IL GIOCO – Il Napoli è bello da vedere. Non bello, bellissimo a dire il vero. E questa è una valutazione che ogni osservatore onesto e consapevole non può smentire: la tela di passaggi è di una qualità talmente alta che in tanti si sono spinti fino a preferire ai partenopei le sole armate Barcellona e Bayern Monaco, la varietà di soluzioni è figlia di un’organizzazione di gioco sofisticata e curata nei dettagli. Chi scende in campo in questo Napoli sa cosa fare e sono due le immediate conseguenze di tale aspetto: esiste una formazione titolare ben identificata – a differenza di qualunque altra concorrente in Serie A – e la resa non cambia quando viene attuato il turnover. Anche spinto, vedere i numeri del pazzesco girone d’Europa League disputato dal Napoli. Ultimo elemento: il cambio in corsa. Maurizio Sarri ha impostato preparazione estiva e prime battute stagionali sul 4-3-1-2 marchio di fabbrica della casa. La rapidità con cui lo switch al 4-3-3 ha portato i frutti di cui stiamo discorrendo è affare misterioso.
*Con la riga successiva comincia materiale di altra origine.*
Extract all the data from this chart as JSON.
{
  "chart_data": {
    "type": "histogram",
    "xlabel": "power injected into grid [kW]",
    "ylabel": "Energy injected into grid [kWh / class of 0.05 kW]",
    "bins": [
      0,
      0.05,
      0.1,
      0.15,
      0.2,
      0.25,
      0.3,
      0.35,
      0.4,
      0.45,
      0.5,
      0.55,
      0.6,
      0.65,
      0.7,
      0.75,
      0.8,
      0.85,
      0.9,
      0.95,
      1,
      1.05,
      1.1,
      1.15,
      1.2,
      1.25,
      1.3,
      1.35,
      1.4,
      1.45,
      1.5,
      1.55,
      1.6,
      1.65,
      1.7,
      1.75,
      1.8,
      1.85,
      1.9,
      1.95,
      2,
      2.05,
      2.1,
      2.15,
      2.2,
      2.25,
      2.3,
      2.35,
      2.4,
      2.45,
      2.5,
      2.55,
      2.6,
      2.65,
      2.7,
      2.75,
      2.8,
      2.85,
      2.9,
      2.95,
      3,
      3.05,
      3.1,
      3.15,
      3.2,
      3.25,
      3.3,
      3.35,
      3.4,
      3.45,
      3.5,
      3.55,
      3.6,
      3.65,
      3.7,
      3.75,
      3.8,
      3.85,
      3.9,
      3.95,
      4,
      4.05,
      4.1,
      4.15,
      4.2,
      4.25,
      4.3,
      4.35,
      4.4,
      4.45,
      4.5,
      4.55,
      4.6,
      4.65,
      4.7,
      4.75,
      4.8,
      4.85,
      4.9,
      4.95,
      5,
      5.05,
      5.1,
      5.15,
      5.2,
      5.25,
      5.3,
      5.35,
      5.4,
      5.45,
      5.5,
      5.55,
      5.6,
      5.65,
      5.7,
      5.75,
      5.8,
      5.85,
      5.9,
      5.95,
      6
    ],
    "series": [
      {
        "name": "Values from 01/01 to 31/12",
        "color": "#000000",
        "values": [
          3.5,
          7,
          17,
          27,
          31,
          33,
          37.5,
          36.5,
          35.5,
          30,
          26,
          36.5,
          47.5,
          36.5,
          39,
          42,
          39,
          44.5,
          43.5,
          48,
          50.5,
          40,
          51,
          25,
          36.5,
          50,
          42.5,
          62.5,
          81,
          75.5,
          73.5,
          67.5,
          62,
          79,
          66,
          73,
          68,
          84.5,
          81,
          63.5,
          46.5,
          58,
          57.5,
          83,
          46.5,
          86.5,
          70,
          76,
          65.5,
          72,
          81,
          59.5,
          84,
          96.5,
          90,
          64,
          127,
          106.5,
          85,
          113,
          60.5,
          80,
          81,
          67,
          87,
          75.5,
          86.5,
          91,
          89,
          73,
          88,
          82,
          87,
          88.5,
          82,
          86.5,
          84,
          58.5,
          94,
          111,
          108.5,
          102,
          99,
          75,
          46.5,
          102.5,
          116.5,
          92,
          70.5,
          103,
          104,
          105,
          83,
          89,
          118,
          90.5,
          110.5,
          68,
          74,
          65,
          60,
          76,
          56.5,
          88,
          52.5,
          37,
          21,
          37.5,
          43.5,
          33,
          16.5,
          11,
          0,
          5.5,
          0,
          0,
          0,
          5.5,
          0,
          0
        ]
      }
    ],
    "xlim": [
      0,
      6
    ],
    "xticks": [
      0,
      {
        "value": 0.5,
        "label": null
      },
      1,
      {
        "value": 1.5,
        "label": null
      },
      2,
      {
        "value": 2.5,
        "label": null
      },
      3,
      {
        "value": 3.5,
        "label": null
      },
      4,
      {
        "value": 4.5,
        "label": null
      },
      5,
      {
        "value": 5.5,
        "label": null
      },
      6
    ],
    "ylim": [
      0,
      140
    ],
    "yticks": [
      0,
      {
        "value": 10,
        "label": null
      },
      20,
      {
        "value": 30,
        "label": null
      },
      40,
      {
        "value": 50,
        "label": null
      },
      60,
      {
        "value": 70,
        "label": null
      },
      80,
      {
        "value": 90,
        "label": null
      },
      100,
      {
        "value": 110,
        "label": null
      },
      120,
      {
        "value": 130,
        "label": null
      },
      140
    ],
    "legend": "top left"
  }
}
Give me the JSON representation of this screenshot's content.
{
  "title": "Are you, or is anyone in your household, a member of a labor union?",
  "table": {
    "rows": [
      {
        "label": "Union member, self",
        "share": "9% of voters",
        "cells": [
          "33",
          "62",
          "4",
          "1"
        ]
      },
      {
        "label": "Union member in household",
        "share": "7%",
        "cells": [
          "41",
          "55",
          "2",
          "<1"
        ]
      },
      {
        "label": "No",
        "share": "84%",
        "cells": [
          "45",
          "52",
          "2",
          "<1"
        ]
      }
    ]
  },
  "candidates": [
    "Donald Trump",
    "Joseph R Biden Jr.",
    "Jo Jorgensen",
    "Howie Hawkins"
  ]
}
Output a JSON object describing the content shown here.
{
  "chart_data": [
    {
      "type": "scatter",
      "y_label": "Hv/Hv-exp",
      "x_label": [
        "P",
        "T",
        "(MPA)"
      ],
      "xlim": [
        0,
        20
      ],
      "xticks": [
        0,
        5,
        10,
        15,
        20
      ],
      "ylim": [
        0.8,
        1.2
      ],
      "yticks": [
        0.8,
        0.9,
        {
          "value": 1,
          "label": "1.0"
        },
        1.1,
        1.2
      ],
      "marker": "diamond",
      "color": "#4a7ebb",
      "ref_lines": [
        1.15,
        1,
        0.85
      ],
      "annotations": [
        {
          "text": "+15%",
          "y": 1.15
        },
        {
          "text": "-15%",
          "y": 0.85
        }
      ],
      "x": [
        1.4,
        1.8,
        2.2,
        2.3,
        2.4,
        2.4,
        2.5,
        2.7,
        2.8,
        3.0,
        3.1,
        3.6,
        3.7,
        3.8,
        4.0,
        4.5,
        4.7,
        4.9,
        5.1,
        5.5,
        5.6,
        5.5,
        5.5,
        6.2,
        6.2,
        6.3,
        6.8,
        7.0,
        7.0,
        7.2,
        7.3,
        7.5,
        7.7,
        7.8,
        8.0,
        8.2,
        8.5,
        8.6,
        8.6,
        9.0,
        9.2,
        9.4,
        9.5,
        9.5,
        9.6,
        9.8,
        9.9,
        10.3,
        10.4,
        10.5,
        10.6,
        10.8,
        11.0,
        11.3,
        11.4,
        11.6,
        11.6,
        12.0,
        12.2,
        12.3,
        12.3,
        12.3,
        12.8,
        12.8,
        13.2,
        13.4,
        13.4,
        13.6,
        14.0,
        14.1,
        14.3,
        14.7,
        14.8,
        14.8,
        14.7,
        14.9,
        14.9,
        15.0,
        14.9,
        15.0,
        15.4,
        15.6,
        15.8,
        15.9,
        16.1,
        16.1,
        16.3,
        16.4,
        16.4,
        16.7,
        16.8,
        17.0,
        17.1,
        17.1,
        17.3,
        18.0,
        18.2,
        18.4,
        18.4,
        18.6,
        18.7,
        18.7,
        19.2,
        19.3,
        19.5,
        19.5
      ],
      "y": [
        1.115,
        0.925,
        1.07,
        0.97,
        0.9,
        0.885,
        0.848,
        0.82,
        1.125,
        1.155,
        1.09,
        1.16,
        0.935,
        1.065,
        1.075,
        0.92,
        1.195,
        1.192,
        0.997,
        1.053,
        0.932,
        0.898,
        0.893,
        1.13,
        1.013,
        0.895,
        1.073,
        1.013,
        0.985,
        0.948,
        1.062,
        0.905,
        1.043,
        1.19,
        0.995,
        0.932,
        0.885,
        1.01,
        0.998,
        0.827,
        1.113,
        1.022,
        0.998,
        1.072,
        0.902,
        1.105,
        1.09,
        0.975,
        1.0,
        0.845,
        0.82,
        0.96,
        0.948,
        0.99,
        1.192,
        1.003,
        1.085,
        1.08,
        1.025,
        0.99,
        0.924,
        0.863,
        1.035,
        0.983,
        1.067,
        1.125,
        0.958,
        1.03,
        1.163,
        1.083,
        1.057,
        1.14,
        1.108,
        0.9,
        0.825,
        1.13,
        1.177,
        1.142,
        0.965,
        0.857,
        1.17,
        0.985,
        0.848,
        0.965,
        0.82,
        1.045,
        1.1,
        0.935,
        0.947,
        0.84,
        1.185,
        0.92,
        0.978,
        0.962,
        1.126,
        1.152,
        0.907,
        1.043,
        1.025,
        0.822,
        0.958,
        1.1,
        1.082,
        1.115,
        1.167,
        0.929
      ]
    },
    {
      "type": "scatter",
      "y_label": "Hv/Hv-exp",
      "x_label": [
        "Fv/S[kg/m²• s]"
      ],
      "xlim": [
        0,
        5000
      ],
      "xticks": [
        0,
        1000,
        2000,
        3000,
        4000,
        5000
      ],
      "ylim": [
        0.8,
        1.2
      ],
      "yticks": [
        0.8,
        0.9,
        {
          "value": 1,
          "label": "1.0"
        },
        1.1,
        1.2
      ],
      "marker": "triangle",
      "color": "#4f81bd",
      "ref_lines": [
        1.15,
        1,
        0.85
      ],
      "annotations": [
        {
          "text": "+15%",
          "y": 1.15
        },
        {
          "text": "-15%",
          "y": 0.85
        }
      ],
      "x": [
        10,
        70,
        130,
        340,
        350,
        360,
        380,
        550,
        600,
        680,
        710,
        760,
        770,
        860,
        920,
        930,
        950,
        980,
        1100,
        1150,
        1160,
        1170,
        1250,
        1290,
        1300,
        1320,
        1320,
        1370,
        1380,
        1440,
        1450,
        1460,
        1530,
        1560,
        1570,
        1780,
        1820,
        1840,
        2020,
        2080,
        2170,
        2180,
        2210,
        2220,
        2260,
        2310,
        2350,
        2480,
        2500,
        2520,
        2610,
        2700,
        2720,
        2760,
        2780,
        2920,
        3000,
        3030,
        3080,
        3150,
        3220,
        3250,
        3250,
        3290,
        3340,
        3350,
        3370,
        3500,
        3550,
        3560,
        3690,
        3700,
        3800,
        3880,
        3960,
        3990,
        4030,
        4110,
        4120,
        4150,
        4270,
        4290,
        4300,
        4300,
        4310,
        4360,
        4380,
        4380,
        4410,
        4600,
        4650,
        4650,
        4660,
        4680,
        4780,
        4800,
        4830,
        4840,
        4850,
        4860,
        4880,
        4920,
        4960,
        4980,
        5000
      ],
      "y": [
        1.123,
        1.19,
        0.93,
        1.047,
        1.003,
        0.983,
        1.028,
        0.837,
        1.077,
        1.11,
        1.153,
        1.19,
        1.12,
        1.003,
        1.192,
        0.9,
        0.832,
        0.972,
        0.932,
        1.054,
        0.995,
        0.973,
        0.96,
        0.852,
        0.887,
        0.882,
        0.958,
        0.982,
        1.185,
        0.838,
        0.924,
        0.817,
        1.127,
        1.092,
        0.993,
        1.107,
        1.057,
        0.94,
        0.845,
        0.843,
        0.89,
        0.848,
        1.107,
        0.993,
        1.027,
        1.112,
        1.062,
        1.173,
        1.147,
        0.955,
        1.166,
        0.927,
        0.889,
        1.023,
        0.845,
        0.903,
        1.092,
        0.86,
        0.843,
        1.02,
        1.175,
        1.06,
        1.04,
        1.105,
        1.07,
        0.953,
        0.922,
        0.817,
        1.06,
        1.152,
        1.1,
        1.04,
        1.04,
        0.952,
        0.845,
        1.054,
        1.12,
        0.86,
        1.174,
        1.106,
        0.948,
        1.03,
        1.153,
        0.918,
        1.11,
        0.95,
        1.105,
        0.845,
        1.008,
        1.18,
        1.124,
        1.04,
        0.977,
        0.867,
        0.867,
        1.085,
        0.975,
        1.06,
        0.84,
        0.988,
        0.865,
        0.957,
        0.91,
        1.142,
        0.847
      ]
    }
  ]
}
LA CONGIUNTURAVenuta meno la Juventus schiacciasassi dell’ultimo quadriennio calcistico nazionale, l’Italia del pallone si è subito sentita liberata: gli addii di Pirlo, Tevez e Vidal in rigoroso ordine di rilevanza hanno portato ad ipotizzare una competizione decisamente più aperta e le ipotesi iniziali al momento trovano riscontro con la realtà. Il succo: qualcuno dovrà pur vincere insomma. Ci si era abituati alla Juventus, prima di Conte e poi di Allegri, ma la sensazione che possa non confermarsi è alta e dunque… qualcun altro dovrà pur vincere. Tifo a parte – discorso talmente ovvio da risultare banale, ognuno tiene all’orticello suo – l’Italia del pallone si guarda intorno: l’Inter è sì solida ma gioca male e se uno più uno fa ancora due il risultato è l’antipatia, la Roma è incasinata perché quasi ama farlo – 155 punti in due anni, due secondi posti dietro una super Juventus, se non cogli il momento è da drammatico thriller psicologico – ed alla Fiorentina da scudetto ci si crede e non ci si crede. Le altre sono indietro, poche storie. Il migliore dei mali dunque – ad esempio per i tifosi di Juventus, Milan e Lazio – diventa proprio questo Napoli. Il Napoli di Sarri e non quello del titolato e poco comunemente amato professore spagnolo: troppo bello da vedere, troppo umano (Sarri) da non impersonificarsi.